APBN 2010 menetapkan asumsi inflasi selama 2010 sebesar 5,0 persen namun kemudian dalam RAPBNP 2010, pemerintah menaikan asumsi inflasi menjadi 5,7 persen.

Capital Inflow

Sementara itu mengenai adanya perkiraan bahwa capital inflow ke Indonesia akan meningkat dalam beberapa waktu ke depan, Chatib mengakui kemungkinan itu memang bisa terjadi.

"Ada persoalan di Eropa sehingga investor akan mengalihkan investasinya dari sana ke emerging country termasuk Indonesia. Mereka harus tetap menginvestasikan dananya karena kalau tidak akan mengalami kerugian dan pilihannya adalah emerging country seperti Brasil, China, India, atau Indonesia," katanya.

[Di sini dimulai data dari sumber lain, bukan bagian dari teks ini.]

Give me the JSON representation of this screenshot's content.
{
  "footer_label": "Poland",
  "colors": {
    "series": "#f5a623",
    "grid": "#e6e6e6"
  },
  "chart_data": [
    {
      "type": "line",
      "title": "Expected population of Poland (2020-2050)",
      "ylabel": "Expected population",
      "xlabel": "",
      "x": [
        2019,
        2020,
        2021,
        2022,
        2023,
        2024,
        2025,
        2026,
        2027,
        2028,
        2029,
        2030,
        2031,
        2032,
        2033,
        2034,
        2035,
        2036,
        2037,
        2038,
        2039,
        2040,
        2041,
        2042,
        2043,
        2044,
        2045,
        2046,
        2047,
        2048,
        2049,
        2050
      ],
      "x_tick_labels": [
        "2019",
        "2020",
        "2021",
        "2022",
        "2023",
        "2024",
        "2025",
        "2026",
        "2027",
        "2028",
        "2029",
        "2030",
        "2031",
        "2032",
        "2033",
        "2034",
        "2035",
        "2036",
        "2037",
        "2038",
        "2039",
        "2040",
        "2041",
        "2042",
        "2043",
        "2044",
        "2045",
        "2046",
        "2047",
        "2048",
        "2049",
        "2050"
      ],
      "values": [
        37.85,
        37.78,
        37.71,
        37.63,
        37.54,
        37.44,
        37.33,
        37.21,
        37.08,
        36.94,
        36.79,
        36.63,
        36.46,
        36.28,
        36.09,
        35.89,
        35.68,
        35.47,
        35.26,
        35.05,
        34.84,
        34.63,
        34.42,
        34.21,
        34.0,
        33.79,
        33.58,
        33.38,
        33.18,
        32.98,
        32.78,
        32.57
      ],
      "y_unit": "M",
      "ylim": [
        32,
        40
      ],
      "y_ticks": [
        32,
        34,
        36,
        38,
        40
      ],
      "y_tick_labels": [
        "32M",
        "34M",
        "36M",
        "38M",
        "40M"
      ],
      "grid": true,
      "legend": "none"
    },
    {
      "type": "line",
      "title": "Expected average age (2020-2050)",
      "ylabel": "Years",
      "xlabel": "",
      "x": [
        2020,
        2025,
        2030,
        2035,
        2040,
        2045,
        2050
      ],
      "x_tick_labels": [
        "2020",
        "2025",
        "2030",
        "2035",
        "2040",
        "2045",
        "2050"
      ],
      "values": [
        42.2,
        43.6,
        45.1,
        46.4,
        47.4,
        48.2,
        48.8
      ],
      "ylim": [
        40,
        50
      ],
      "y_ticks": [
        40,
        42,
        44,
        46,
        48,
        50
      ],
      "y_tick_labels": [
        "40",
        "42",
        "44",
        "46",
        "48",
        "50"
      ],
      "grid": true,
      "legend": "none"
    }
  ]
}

Menurut dia, adanya capital inflow itu yang menyebabkan nilai tukar rupiah dan IHSG mengalami penguatan.

Ketika ditanya mungkinkan mengarahkan capital inflow itu ke sektor riil atau FDI, Chatib mengatakan, sangat jarang investor asing yang baru datang akan langsung menuju sektor riil atau FDI.

Ia mengibaratkan investor adalah penyimpan dana di bank. Pada tahap awal mereka akan menyimpannya di tabungan yang dapat diambil setiap saat. Jika percaya maka nasabah akan menyimpannya di deposito satu bulan, 3 bulan, akhirnya tahunan.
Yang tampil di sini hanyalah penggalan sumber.